Муся с лукавой улыбкой поглядела на нее и потерла кончик носа.
– Так, кто еще? Вы едете, Митя?
В конце концов согласились ехать все, кроме Гордеева, который отказался наотрез, и Саши Зимородкова. Условившись обо всем, молодые люди сели от нечего делать снова играть в свадьбу, результаты которой Амалия и описала сейчас в послании матери.
Амалия сложила рисунок Ореста, спрятала его в конверт и тщательно заклеила последний, после чего вызвала Дашу и отдала ей письмо.
– Где все? – спросила она.
Даша доложила, что Митрофанов в беседке пишет портрет Муси, а Емеля, следователь и Гриша смотрят. Князь Орест на заднем дворе упражняется в стрельбе. Прислушавшись, Амалия и в самом деле различила глухие хлопки выстрелов.
– Хорошо, – сказала она Даше. – Можешь идти.
Амалия раскрыла книгу и начала читать, но вскоре ей стало скучно. Сюжет был прозрачным, как стекло, персонажи – картонными марионетками. Уже в первой трети романа появлялось упоминание о потерянном ребенке, который, по счастливой случайности, являлся также и наследником огромного состояния. Что-то подсказывало девушке, что главный герой, воплощение всех мыслимых и немыслимых достоинств, и будет тем самым потерянным ребенком. По крайней мере, его вопиющая бедность и жестокие испытания, которые автор обрушивал на его голову, не оставляли другой возможности развития интриги. Поэтому Амалия закрыла книгу и решила пойти немного поиграть на рояле, как она часто делала по утрам.
Рояль стоял на первом этаже, в большой гостиной, отделанной потемневшими от времени дубовыми панелями. Окна в сад были широко раскрыты, и снаружи доносилось неумолчное стрекотание кузнечиков.
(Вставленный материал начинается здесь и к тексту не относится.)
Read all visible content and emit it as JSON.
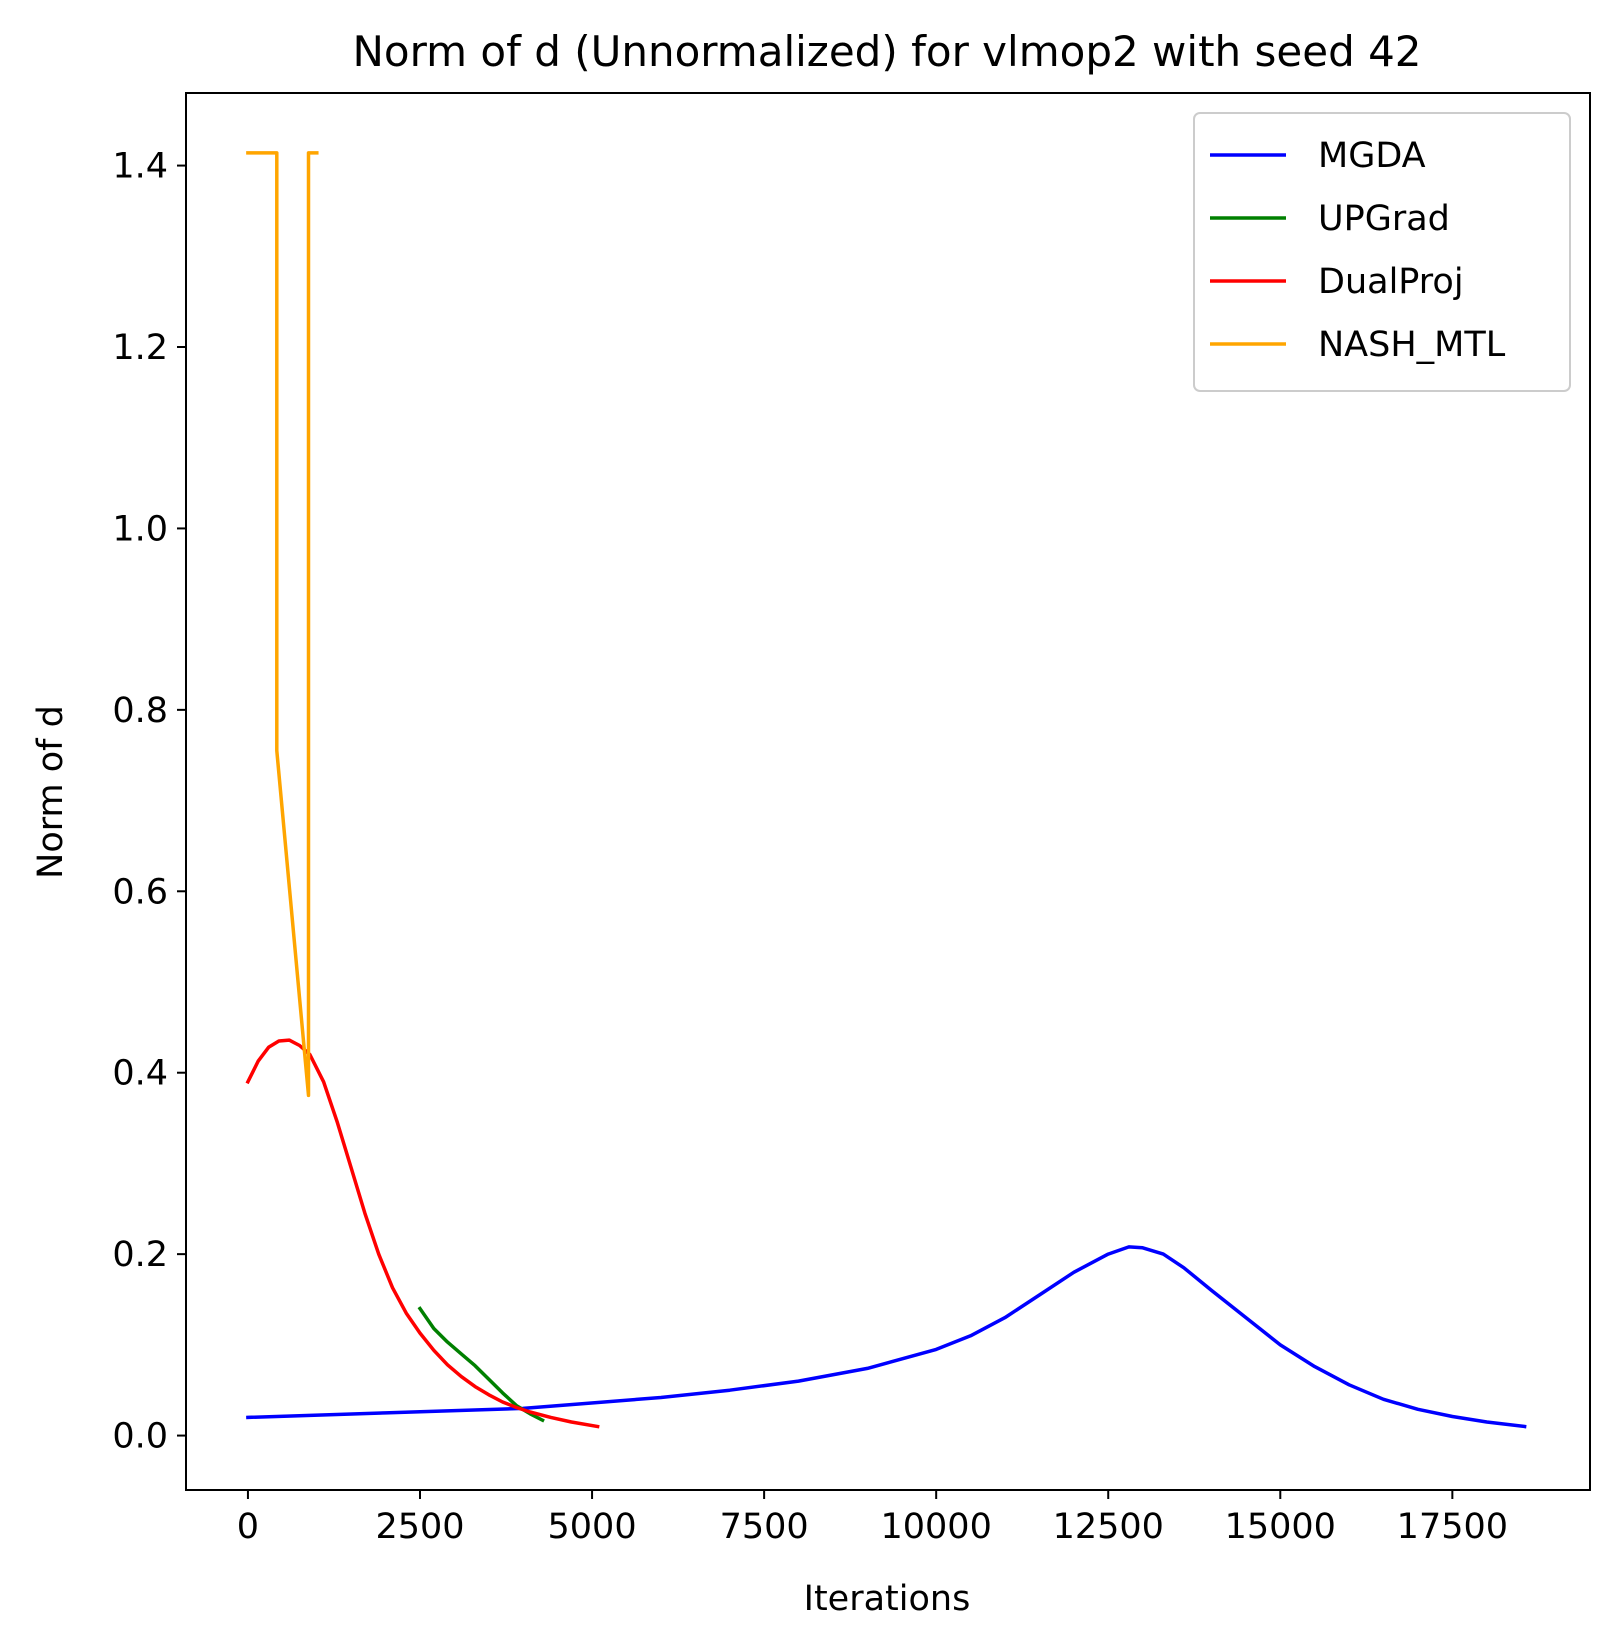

Неудивительно поэтому, что Амалия не обратила никакого внимания на шорох, донесшийся до нее из-под запертой крышки рояля. Привычным движением повернув ключ, она подняла крышку и увидела поперек белых клавиш пятнистый жгут. Гадюка зашипела и стремительно прыгнула на девушку.
Амалию спасло только то, что она моментально разжала руки и с пронзительным криком отскочила назад. Крышка рояля гулко стукнулась о дерево, и струны жалобно застонали. Змея упала на пол и угрожающе заклекотала, медленно свивая и развивая свои кольца. Не сводя глаз с гадюки, Амалия стала пятиться к двери, но внезапно та распахнулась, и в комнату, опрокинув стул, ворвался Орест.
– Что, Амалия, что? – Но он уже и сам увидел змею. – Вот дьявол! Откуда же она тут взялась?
– Осторожней! – крикнула Амалия.
Но князь уже подскочил к змее и несколько раз с размаху ударил ее каблуком по голове. Гадюка забилась в агонии, яростно стуча хвостом по полу, но через мгновение вытянулась и застыла. Амалия, не чуя под собой ног, опустилась на обитое штофом кресло.
– Она… она… – Девушка искала слова и не находила их.
– Наверное, как-нибудь заползла в дом, – буркнул Орест, оборачиваясь к ней.
Амалия медленно покачала головой.
– Нет, Орест. Она… она была заперта в рояле.
И, спрятав лицо в ладонях, разрыдалась.